The Silent Killer: How Public Schools Are Damaging Your Child’s Christian Faith

Posted: May 15, 2014 in Christians & Culture, Education, Politics

educationBefore you read any further, please know this post is not meant to condemn Christian parents who send their kids to public school. Every family is facing different life circumstances, and I am not in a position to levy judgment against anyone. That being said, I strongly believe there are serious problems for Christians to consider regarding public schools. So while I am not in a position to judge your specific situation, I do think these concerns should not be shrugged off as some extreme and unreasonable position. They are legitimate concerns all Christian parents should consider and allow to shape their educational decisions.

Now when I mention that public schools are damaging the faith of our children, you probably assume I am going to discuss the moral evil and ungodliness of the public education environment. Perhaps you are thinking I am an overprotective parent worrying endlessly about the safety of my children and the threat of bullying or violence in public school. While these are valid concerns for any Christian parent – or any parent for that matter – they are not the “silent killer” I am referring to. My concern is the myth of a neutral education – the absence of God from the entire public education process. Let me unpack this.

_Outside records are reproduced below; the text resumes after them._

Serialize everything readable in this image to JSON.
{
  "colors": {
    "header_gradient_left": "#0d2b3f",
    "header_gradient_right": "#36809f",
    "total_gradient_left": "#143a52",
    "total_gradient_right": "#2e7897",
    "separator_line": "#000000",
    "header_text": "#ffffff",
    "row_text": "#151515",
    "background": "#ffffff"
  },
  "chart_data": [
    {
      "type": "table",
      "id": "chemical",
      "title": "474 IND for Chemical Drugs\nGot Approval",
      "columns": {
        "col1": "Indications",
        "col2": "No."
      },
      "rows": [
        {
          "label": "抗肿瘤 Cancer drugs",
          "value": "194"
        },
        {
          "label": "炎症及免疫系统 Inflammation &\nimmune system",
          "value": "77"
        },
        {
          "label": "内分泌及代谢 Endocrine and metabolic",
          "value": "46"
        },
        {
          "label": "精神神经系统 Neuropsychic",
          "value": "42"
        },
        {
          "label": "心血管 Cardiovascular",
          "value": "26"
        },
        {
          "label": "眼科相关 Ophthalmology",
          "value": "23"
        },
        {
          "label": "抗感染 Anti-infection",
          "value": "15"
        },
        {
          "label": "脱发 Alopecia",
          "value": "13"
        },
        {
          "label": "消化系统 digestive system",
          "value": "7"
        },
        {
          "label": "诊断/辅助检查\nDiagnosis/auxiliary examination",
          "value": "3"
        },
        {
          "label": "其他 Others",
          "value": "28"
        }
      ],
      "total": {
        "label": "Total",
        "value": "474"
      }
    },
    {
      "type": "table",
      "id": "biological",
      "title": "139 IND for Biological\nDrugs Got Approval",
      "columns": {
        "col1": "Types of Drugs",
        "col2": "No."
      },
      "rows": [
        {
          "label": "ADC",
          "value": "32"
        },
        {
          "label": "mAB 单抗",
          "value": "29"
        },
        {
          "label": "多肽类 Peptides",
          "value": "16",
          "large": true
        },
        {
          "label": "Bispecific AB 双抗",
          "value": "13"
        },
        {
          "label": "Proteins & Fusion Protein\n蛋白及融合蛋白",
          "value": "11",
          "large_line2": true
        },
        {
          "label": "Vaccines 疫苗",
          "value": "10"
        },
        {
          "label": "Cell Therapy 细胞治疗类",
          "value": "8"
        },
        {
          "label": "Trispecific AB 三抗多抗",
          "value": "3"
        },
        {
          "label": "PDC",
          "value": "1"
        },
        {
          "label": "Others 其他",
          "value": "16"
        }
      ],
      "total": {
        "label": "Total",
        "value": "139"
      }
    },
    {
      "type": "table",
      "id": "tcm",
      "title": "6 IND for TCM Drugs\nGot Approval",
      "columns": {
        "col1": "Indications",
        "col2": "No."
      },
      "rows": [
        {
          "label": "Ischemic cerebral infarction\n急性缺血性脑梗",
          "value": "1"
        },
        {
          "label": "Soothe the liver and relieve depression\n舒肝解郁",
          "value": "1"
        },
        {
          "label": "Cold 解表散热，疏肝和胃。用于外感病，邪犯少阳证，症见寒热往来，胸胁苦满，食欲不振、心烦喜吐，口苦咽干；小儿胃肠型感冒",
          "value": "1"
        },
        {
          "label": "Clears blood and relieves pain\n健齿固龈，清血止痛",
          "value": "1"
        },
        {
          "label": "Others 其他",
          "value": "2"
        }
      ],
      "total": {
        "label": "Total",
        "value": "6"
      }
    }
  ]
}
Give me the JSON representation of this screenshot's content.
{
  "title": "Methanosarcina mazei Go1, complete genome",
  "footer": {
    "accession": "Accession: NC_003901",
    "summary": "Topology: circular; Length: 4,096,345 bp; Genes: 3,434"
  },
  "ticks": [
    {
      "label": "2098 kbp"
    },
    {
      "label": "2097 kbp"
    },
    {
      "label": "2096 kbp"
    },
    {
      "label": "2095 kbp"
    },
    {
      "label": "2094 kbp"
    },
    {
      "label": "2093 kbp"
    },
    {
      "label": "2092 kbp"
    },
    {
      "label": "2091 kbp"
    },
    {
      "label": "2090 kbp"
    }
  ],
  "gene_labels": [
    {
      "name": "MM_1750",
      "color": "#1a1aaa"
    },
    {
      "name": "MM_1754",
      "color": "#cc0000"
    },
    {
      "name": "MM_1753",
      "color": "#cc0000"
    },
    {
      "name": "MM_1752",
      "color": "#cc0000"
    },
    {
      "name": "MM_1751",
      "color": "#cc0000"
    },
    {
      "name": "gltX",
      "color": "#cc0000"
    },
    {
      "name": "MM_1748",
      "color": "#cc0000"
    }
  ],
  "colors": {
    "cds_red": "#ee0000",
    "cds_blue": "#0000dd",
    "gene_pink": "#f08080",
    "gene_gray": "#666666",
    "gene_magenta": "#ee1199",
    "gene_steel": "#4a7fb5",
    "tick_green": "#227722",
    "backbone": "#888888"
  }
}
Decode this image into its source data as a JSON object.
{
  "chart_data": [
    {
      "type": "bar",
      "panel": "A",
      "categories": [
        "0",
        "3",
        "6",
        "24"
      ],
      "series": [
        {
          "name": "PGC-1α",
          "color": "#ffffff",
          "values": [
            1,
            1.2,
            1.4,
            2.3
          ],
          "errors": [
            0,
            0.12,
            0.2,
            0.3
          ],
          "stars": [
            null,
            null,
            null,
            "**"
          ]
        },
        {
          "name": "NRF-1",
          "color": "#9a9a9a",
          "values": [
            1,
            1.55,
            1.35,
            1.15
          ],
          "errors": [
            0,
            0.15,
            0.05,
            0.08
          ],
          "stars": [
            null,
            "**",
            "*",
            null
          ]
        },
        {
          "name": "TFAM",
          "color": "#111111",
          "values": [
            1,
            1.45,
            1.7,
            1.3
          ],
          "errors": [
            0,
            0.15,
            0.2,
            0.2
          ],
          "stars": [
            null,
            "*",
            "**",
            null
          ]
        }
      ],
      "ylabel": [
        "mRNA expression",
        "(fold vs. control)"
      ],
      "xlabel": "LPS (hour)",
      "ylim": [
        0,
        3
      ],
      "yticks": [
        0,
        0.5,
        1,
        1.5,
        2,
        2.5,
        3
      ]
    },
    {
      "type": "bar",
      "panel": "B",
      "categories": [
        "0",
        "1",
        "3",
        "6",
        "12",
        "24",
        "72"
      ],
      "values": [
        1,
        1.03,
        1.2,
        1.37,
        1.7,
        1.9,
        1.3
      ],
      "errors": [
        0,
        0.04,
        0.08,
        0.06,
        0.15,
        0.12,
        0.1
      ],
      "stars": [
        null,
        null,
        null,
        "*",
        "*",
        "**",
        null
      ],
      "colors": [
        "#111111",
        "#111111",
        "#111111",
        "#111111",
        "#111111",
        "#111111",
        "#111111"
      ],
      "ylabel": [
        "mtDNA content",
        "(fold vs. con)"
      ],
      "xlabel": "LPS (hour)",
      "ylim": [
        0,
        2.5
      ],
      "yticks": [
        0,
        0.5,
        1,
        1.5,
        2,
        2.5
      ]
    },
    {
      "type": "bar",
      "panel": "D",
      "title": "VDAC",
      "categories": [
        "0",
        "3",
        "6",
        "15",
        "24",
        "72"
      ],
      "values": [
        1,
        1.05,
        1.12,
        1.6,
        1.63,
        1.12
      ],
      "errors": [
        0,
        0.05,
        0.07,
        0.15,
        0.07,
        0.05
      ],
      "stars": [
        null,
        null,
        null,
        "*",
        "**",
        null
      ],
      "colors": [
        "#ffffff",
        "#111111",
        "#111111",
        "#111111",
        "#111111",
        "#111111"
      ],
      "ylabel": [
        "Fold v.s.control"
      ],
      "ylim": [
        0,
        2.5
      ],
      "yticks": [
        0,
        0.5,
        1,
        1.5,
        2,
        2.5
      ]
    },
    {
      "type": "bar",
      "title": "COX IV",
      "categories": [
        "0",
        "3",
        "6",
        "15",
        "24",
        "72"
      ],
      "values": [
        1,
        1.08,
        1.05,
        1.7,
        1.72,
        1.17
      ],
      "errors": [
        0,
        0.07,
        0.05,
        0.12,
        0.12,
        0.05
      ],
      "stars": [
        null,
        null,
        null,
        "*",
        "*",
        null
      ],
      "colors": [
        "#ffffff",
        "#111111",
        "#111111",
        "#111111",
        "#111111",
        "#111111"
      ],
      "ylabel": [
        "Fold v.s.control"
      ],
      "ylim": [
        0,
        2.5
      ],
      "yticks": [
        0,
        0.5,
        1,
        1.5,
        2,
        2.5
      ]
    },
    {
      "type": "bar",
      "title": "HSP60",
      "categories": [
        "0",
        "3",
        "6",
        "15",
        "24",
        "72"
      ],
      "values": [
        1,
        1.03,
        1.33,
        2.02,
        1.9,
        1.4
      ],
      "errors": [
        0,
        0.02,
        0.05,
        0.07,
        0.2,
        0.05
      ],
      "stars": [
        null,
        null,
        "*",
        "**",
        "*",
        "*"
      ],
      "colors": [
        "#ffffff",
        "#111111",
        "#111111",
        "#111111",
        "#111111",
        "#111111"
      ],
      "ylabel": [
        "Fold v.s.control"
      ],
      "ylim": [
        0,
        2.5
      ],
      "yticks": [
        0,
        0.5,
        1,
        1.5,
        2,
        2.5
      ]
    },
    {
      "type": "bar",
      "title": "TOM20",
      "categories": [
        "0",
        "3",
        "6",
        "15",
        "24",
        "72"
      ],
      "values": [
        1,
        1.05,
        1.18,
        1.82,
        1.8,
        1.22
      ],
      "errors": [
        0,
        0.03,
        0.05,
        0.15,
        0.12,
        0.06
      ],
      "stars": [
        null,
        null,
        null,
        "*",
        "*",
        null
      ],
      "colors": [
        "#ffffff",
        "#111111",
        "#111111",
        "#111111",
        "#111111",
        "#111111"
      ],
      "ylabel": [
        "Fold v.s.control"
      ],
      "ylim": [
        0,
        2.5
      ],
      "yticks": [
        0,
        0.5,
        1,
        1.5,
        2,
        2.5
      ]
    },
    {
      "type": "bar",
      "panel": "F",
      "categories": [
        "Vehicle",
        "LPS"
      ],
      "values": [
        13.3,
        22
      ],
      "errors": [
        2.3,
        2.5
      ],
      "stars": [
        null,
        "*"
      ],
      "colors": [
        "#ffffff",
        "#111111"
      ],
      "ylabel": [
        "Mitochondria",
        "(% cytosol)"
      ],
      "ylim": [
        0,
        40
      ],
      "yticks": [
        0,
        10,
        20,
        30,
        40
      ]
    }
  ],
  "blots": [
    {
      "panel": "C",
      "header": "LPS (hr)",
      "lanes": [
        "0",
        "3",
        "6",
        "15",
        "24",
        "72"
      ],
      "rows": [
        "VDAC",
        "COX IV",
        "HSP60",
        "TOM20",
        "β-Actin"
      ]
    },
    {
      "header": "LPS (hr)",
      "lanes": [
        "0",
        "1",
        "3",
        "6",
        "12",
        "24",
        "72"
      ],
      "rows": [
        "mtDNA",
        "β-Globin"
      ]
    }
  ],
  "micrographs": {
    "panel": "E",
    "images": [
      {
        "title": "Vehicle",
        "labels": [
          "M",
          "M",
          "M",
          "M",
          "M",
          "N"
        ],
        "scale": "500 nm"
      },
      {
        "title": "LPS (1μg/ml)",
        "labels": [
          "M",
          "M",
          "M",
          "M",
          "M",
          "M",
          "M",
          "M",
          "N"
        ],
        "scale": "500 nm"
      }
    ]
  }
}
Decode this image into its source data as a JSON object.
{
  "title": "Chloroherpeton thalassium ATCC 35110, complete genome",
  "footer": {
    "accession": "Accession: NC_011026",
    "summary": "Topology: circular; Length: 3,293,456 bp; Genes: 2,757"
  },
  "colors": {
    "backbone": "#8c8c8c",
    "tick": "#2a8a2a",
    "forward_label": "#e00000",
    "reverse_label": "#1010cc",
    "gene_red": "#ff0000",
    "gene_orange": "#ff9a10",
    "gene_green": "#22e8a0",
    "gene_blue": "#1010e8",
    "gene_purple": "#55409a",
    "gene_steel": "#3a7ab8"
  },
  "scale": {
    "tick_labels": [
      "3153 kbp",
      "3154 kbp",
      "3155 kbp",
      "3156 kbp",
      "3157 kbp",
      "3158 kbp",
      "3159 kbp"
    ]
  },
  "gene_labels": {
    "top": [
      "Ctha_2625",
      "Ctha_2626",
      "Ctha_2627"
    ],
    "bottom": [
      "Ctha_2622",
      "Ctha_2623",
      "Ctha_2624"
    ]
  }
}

The goal of education (from a Christian perspective) is comprised of three parts: (1) the cultivation of an understanding and love for truth, goodness, and beauty, (2) understand how to view each subject in light of a Christian worldview, and (3) the development of godly character. Notice that each of these goals requires God and his truth as their foundation. Truth, goodness, and beauty can only be objective and learned if God is understood as their source. Truth is that which corresponds to reality, and teaching a reality void of God is not to teach the truth. Likewise, beauty and goodness must have an objective source (i.e. God), or they become mere speculation and opinion. The same dilemma befalls the other two goals, as subjects become nothing more than facts and formulas to be learned and character development is reduced to managing the classroom.

The public school, by definition and force of law, is void of God. God has no part in math, biology, history, art, music, and language. In this setting, children are learning all they supposedly need to function in life, and God seems to play no part. Now for Christian kids, this places them in an awkward position, as their life becomes compartmentalized. They have their private spiritual life (church, personal time, and individual morality); the rest of life is secular, if not anti-Christian. So it is not that schools are actively teaching atheistic doctrine to children, but by removing God from every aspect of the education process, a practical atheistic life is being cultivated. To make matters worse, we teach and preach to our children how God should impact their life, yet they spend ½ of their waking hours learning how life has nothing to do with God.

As you can see, the root goes much deeper than having prayer or devotionals in the classroom. The secular, anti-god mindset pervades every subject, as students learn that God has nothing to do with most of life. Consequently, there are two outcomes. First, the quality of education received is greatly diminished, as truth – God’s truth – is not being taught. Current teaching methodology pushes facts to help students function vocationally, not a true understanding of God’s created order. Second, the Christian faith of these students is stunted, if not crushed. Remember, a person cannot serve two masters. He will serve one and hate the other. So one is either robbed of a true education or one is robbed of God.

While these are strong words, I believe they are true and much needed for our day. We need reform, especially among Christians and their thinking on education. We speak often of what a Christian church, home, or relationship should look like, but it is time we begin thinking about a vision for Christian education.